Set up a new government agency to handle all the bailouts. McCain would call this the Mortgage and Financial Institutions Trust and model it on the Resolution Trust Corp. that did a pretty good job of handling the assets of failed savings-and-loan institutions starting in the late 1980s. This sort of idea is gaining traction among financial experts. One advantage is that it would deal with all troubled financial institutions more or less the same, instead of the current ad-hoc approach that has left investors deeply confused about which companies are worth saving and which aren't. Some critics of such a plan would prefer to see the markets dismantle failed companies on their own, which is what's happened with Lehman Brothers. That may have already occurred to a large degree by the time McCain's trust gets set up, well into next year at the earliest.
Prosecute CEOs who mislead the public. The top executives at Bear Stearns, Lehman Brothers, and Merrill Lynch all assured investors that their companies were doing just fine, even as losses and writeoffs mounted. But that's not fraud, unless those companies published false or misleading information in their SEC filings or other official reports. Hyperbolic CEOs—carefully guided by lawyers—are a staple of corporate America, which is one reason stock analysts get paid big bucks to figure out what's really going on. Maybe McCain should focus on some of them.
Tighten financial regulations. This is likely to happen no matter who is president. McCain has highlighted a familiar set of populist pleas: Rein in financial speculators, toughen rules on any firm gaining access to federal loans, and consolidate a mish-mash of regulatory agencies.
Cut taxes, corral special interests in Washington . McCain's pet causes have nothing to do with the financial crisis.
End greed on Wall Street. Good luck.
Enact tough penalties on fraudulent lenders. There are already laws against fraudulent lending. The problem hasn't been punishing the fraudsters—it's been identifying them, before they do a lot of damage.
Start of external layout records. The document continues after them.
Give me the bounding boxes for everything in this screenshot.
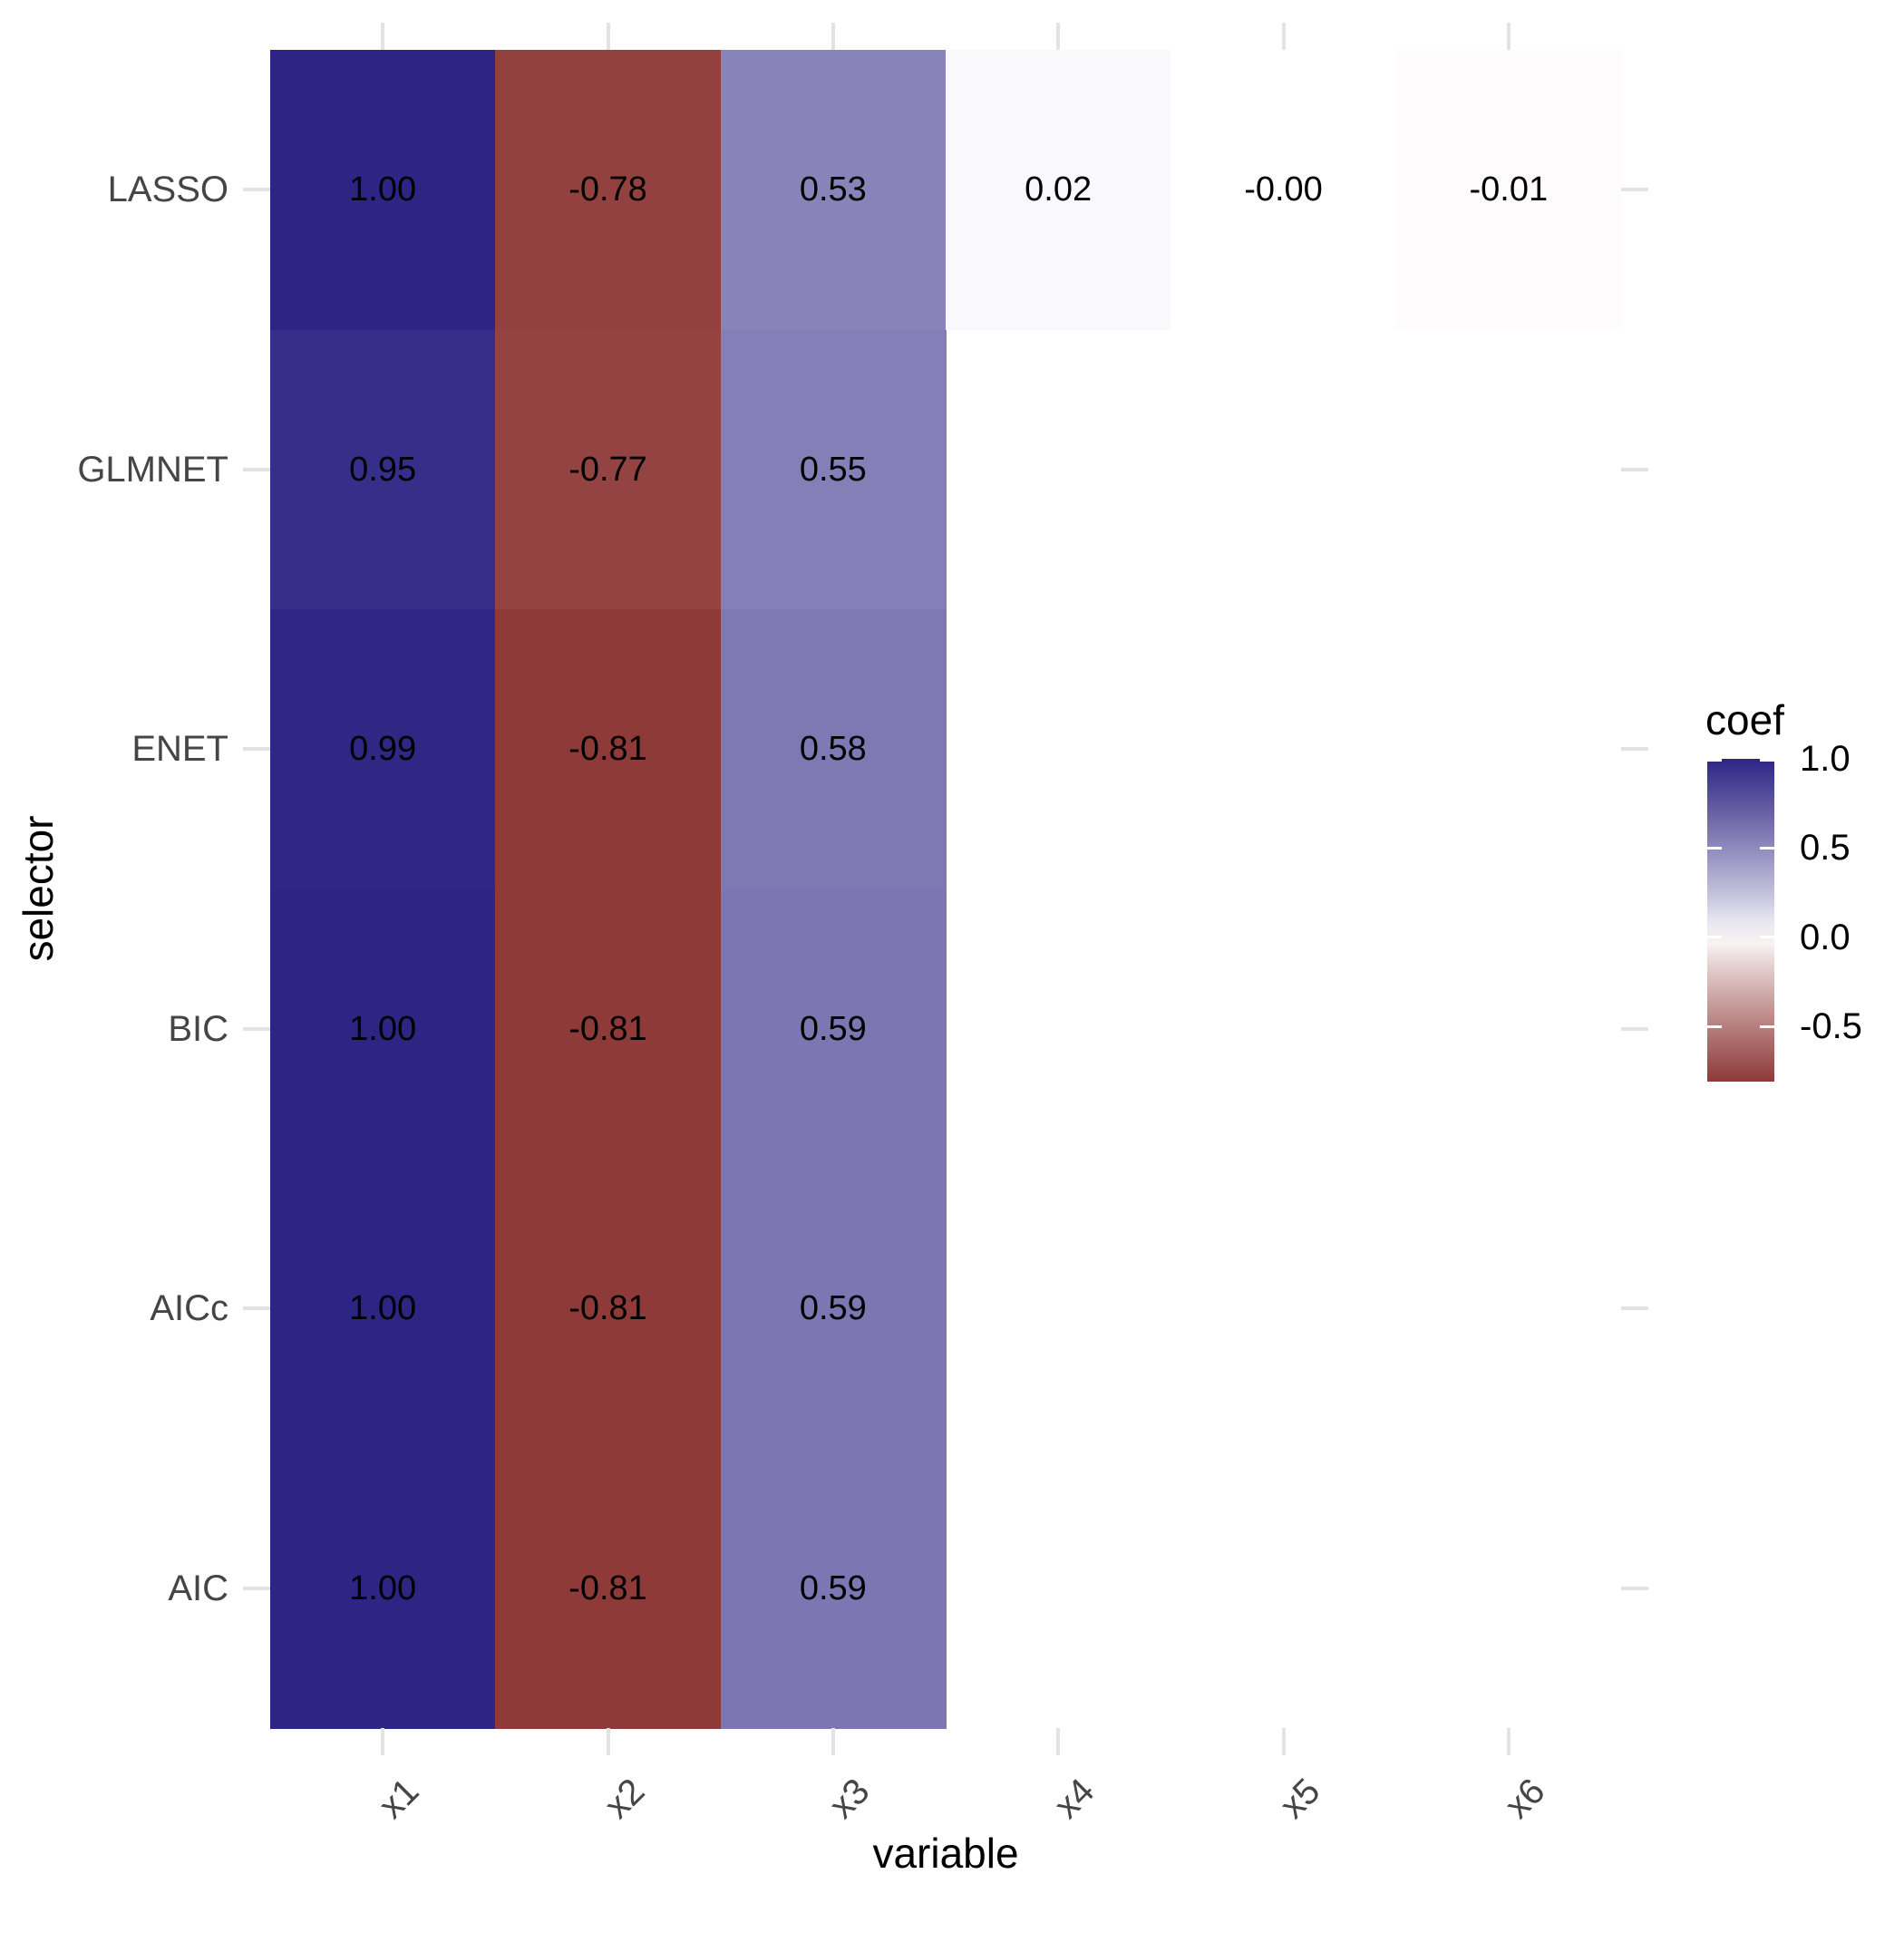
x-axis-tick-bottom [606,1728,610,1755]
legend-bar-tick [1760,936,1774,939]
y-axis-label: LASSO [107,170,228,210]
y-axis-label: AICc [150,1288,228,1329]
heatmap-cell [270,329,496,610]
x-axis-tick-top [1281,23,1286,50]
heatmap-cell [720,50,947,331]
x-axis-label: x6 [1497,1771,1553,1827]
cell-value-label: 1.00 [349,1009,417,1048]
y-axis-title: selector [15,815,62,962]
cell-value-label: 0.59 [799,1009,867,1048]
cell-value-label: -0.81 [568,1009,647,1048]
x-axis-label: x1 [371,1771,427,1827]
cell-value-label: 0.02 [1025,170,1093,209]
legend-bar-tick [1707,759,1722,762]
y-axis-tick-right [1621,188,1648,192]
cell-value-label: 0.59 [799,1289,867,1328]
y-axis-label: GLMNET [77,449,228,490]
y-axis-tick-left [243,1026,270,1031]
x-axis-tick-bottom [381,1728,385,1755]
y-axis-tick-left [243,747,270,752]
y-axis-tick-left [243,188,270,192]
cell-value-label: 0.95 [349,450,417,489]
y-axis-tick-left [243,467,270,471]
y-axis-tick-left [243,1306,270,1311]
heatmap-cell [720,329,947,610]
cell-value-label: -0.00 [1244,170,1323,209]
legend-bar-tick [1760,846,1774,850]
heatmap-cell [720,888,947,1170]
x-axis-label: x2 [597,1771,653,1827]
cell-value-label: -0.01 [1469,170,1549,209]
heatmap-cell [495,50,722,331]
heatmap-cell [495,1448,722,1729]
heatmap-cell [495,1169,722,1450]
cell-value-label: 1.00 [349,1568,417,1607]
legend-bar-tick [1707,1024,1722,1028]
heatmap-cell [946,50,1171,331]
legend-bar-tick [1760,1024,1774,1028]
heatmap-cell [270,1169,496,1450]
x-axis-tick-top [1506,23,1511,50]
cell-value-label: -0.81 [568,1568,647,1607]
heatmap-cell [720,1448,947,1729]
legend-bar-tick [1760,759,1774,762]
y-axis-label: ENET [131,729,228,770]
cell-value-label: -0.81 [568,730,647,769]
x-axis-tick-top [381,23,385,50]
legend-tick-label: 0.0 [1800,917,1851,957]
x-axis-tick-top [831,23,835,50]
heatmap-cell [1395,50,1622,331]
heatmap-cell [720,609,947,890]
cell-value-label: -0.77 [568,450,647,489]
cell-value-label: 0.55 [799,450,867,489]
heatmap-cell [495,888,722,1170]
x-axis-tick-bottom [1506,1728,1511,1755]
heatmap-cell [720,1169,947,1450]
heatmap-cell [1171,50,1397,331]
legend-bar-tick [1707,936,1722,939]
heatmap-cell [270,50,496,331]
x-axis-label: x5 [1272,1771,1328,1827]
cell-value-label: 0.58 [799,730,867,769]
legend-title: coef [1705,696,1784,743]
y-axis-tick-left [243,1586,270,1590]
y-axis-tick-right [1621,1586,1648,1590]
y-axis-label: AIC [168,1568,228,1608]
heatmap-cell [270,1448,496,1729]
y-axis-label: BIC [168,1008,228,1049]
cell-value-label: 1.00 [349,170,417,209]
heatmap-cell [495,609,722,890]
y-axis-tick-right [1621,467,1648,471]
cell-value-label: 0.99 [349,730,417,769]
heatmap-cell [495,329,722,610]
legend-tick-label: -0.5 [1800,1006,1862,1047]
x-axis-title: variable [872,1830,1019,1877]
x-axis-tick-top [1056,23,1061,50]
cell-value-label: 0.53 [799,170,867,209]
cell-value-label: -0.81 [568,1289,647,1328]
cell-value-label: 1.00 [349,1289,417,1328]
legend-tick-label: 1.0 [1800,739,1851,779]
x-axis-tick-top [606,23,610,50]
cell-value-label: -0.78 [568,170,647,209]
heatmap-cell [270,888,496,1170]
x-axis-tick-bottom [1056,1728,1061,1755]
cell-value-label: 0.59 [799,1568,867,1607]
y-axis-tick-right [1621,1306,1648,1311]
legend-tick-label: 0.5 [1800,828,1851,869]
heatmap-cell [270,609,496,890]
y-axis-tick-right [1621,747,1648,752]
legend-colorbar [1707,759,1774,1082]
legend-bar-tick [1707,846,1722,850]
y-axis-tick-right [1621,1026,1648,1031]
x-axis-tick-bottom [831,1728,835,1755]
x-axis-tick-bottom [1281,1728,1286,1755]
Toughen financial regulations. Obama's reforms would include new oversight of investment banks and other firms that have largely escaped scrutiny until now, more disclosure by financial firms, higher capital requirements for firms used to operating with a minimal cash backstop, and more consistent rules that apply to all financial institutions, not just regular banks. Many of these ideas have bipartisan support and seem likely to happen no matter who wins the White House.
Establish a financial markets advisory group. This assemblage of presidential advisers would meet regularly to take the temperature of the markets and blow the whistle if they see trouble brewing. Nice idea, except that such advisory groups usually have no actual power and are only effective if top officials listen to them. In the early days of the current crisis, plenty of people in Washington were waving red flags—and were mostly ignored by top policymakers.
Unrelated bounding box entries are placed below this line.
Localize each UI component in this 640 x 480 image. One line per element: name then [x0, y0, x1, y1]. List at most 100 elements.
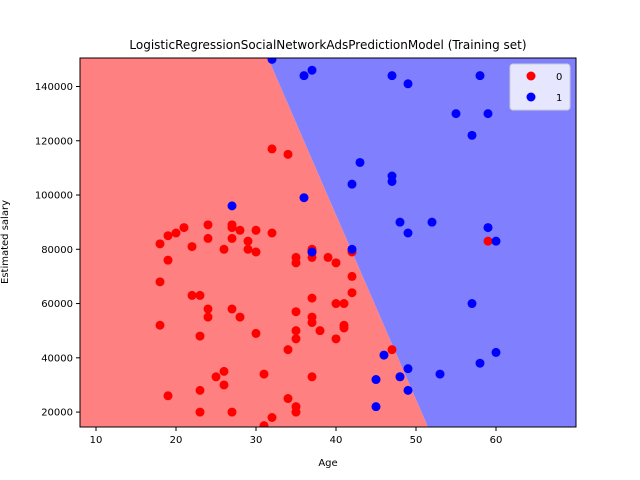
data-point-class-0	[291, 326, 301, 336]
data-points	[155, 58, 501, 427]
data-point-class-1	[355, 157, 365, 167]
data-point-class-0	[267, 413, 277, 423]
data-point-class-1	[491, 236, 501, 246]
y-axis: 20000 40000 60000 80000 100000 120000 140000	[35, 82, 80, 419]
data-point-class-0	[187, 290, 197, 300]
data-point-class-1	[483, 223, 493, 233]
data-point-class-0	[339, 299, 349, 309]
data-point-class-0	[195, 331, 205, 341]
data-point-class-1	[451, 109, 461, 119]
data-point-class-0	[259, 421, 269, 427]
data-point-class-0	[291, 334, 301, 344]
data-point-class-1	[483, 109, 493, 119]
data-point-class-0	[331, 258, 341, 268]
data-point-class-1	[403, 79, 413, 89]
data-point-class-1	[267, 58, 277, 64]
data-point-class-0	[347, 271, 357, 281]
data-point-class-0	[283, 345, 293, 355]
legend-label-1: 1	[556, 93, 562, 104]
data-point-class-0	[251, 247, 261, 257]
data-point-class-0	[307, 293, 317, 303]
data-point-class-0	[291, 407, 301, 417]
data-point-class-1	[387, 71, 397, 81]
data-point-class-0	[155, 320, 165, 330]
data-point-class-0	[291, 307, 301, 317]
data-point-class-0	[315, 326, 325, 336]
data-point-class-0	[243, 236, 253, 246]
data-point-class-0	[163, 255, 173, 265]
data-point-class-0	[323, 252, 333, 262]
data-point-class-1	[475, 358, 485, 368]
data-point-class-0	[195, 385, 205, 395]
x-axis: 10 20 30 40 50 60	[90, 427, 503, 446]
data-point-class-1	[227, 201, 237, 211]
data-point-class-1	[395, 372, 405, 382]
data-point-class-0	[387, 345, 397, 355]
data-point-class-0	[251, 328, 261, 338]
x-tick-label: 40	[330, 435, 343, 446]
y-tick-label: 80000	[41, 245, 73, 256]
y-tick-label: 40000	[41, 353, 73, 364]
data-point-class-0	[203, 233, 213, 243]
data-point-class-0	[259, 369, 269, 379]
data-point-class-0	[163, 231, 173, 241]
data-point-class-0	[203, 304, 213, 314]
y-tick-label: 140000	[35, 82, 73, 93]
data-point-class-0	[283, 149, 293, 159]
data-point-class-0	[483, 236, 493, 246]
data-point-class-1	[467, 299, 477, 309]
legend-label-0: 0	[556, 72, 562, 83]
data-point-class-1	[371, 402, 381, 412]
data-point-class-0	[283, 394, 293, 404]
data-point-class-0	[291, 258, 301, 268]
x-tick-label: 30	[250, 435, 263, 446]
data-point-class-0	[251, 225, 261, 235]
data-point-class-1	[395, 217, 405, 227]
data-point-class-0	[187, 242, 197, 252]
data-point-class-1	[403, 385, 413, 395]
data-point-class-0	[331, 334, 341, 344]
data-point-class-0	[235, 225, 245, 235]
y-tick-label: 20000	[41, 408, 73, 419]
legend-marker-0	[526, 71, 536, 81]
plot-frame	[79, 57, 577, 428]
y-tick-label: 100000	[35, 191, 73, 202]
data-point-class-0	[227, 233, 237, 243]
x-tick-label: 60	[490, 435, 503, 446]
data-point-class-0	[267, 228, 277, 238]
data-point-class-0	[203, 220, 213, 230]
data-point-class-0	[267, 144, 277, 154]
x-axis-label: Age	[318, 458, 337, 469]
decision-regions	[80, 58, 576, 427]
legend-box	[509, 63, 571, 111]
data-point-class-1	[347, 179, 357, 189]
data-point-class-0	[195, 407, 205, 417]
x-tick-label: 50	[410, 435, 423, 446]
data-point-class-1	[475, 71, 485, 81]
data-point-class-0	[211, 372, 221, 382]
data-point-class-0	[155, 239, 165, 249]
data-point-class-0	[331, 299, 341, 309]
data-point-class-0	[219, 380, 229, 390]
region-class-0	[80, 58, 428, 427]
data-point-class-0	[219, 244, 229, 254]
data-point-class-0	[227, 223, 237, 233]
data-point-class-1	[347, 244, 357, 254]
data-point-class-1	[427, 217, 437, 227]
data-point-class-1	[371, 375, 381, 385]
y-tick-label: 60000	[41, 299, 73, 310]
data-point-class-0	[163, 391, 173, 401]
legend: 0 1	[509, 63, 571, 111]
data-point-class-0	[227, 407, 237, 417]
data-point-class-0	[203, 312, 213, 322]
data-point-class-1	[307, 247, 317, 257]
data-point-class-1	[435, 369, 445, 379]
data-point-class-0	[339, 323, 349, 333]
data-point-class-1	[403, 228, 413, 238]
data-point-class-0	[179, 223, 189, 233]
data-point-class-1	[299, 193, 309, 203]
data-point-class-1	[403, 364, 413, 374]
data-point-class-0	[171, 228, 181, 238]
data-point-class-1	[307, 65, 317, 75]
Enact a $50 billion stimulus plan. Obama wants to create jobs by funding new infrastructure projects, rebuilding schools, and helping bail out state and local governments that are in the red. Whatever the merits, a second stimulus wouldn't address any aspect of the crisis on Wall Street. And infrastructure-type projects tend to take years before the overall economy benefits.
Cut taxes on the middle class, reduce dependence on imported oil, make healthcare more affordable. Obama's pet causes don't address the financial crisis any more than McCain's do.
Prevent this kind of turmoil in the first place. Too late.